Just as a final check, let's see if all the outputs are similar! They are, to 8 decimal places. 

In [96]:
print(norm.cdf(n))
print(ndtr(n))
print(ndtr_python(n))
print(ndtr_numba(n))
print(N_python(n))
print(N(n))

0.6914624612740131
0.6914624612740131
0.691462461274013
0.6914624612740131
0.6914624677873249
0.6914624677873249


## Conclusion

We have seen that it is possible to speed up the CDF considerably, by using lower level calls in SciPy, and later translating the code into Python and then jitting it.
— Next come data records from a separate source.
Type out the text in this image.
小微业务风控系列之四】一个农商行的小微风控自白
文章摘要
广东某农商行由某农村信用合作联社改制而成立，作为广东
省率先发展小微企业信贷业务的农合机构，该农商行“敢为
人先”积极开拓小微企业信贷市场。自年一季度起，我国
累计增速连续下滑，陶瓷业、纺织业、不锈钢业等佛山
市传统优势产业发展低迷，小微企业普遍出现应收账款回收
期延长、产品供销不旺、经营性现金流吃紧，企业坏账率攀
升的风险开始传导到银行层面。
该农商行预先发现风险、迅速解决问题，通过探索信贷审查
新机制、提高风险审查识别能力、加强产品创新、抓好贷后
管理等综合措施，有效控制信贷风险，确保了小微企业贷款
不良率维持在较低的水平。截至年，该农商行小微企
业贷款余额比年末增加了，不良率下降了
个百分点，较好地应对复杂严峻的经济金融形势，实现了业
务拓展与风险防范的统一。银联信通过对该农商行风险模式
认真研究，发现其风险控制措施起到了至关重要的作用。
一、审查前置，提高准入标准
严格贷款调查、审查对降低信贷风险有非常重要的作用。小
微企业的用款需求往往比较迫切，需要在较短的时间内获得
We also compared the speed to FinancePy (both pure Python and jitted), which uses a different CDF algorithm.

Here are some generalized steps that I would recommend to use when you find a bottleneck in your Python based numerical code:

* Try to use a lower level function to access the same calculation
* Translate the lower level function (if it's in C) to Python
* More broadly if we want to jit the code, we:
    * may use NumPy functions (but can't use Pandas for example)
    * need to avoid more complicated Python structures/calls (so can use `njit` flag)
* Once you are happy with your "simplified" Python code, we then need to jit it
* Apply Numba decorator to jit the code
    * with types if necessary
    * add any additional flags
* It is easier to debug non-jitted code, so you might need to add/remove the Numba decorator when debugging

Should you try to jit all code? Probably not, because it can take time to rewrite (depending on how complicated you code is, and how much abstraction there is in your code). In many cases, it won't be necessary to jit your code, but where a particular part of code is a bottleneck, it might be worth spending the time to do rewrite it in Numba/jit it.

Is this stuff *easy*, no not really, but once you get experience in doing this sort of thing, you can know what to look for when speeding up your Python code.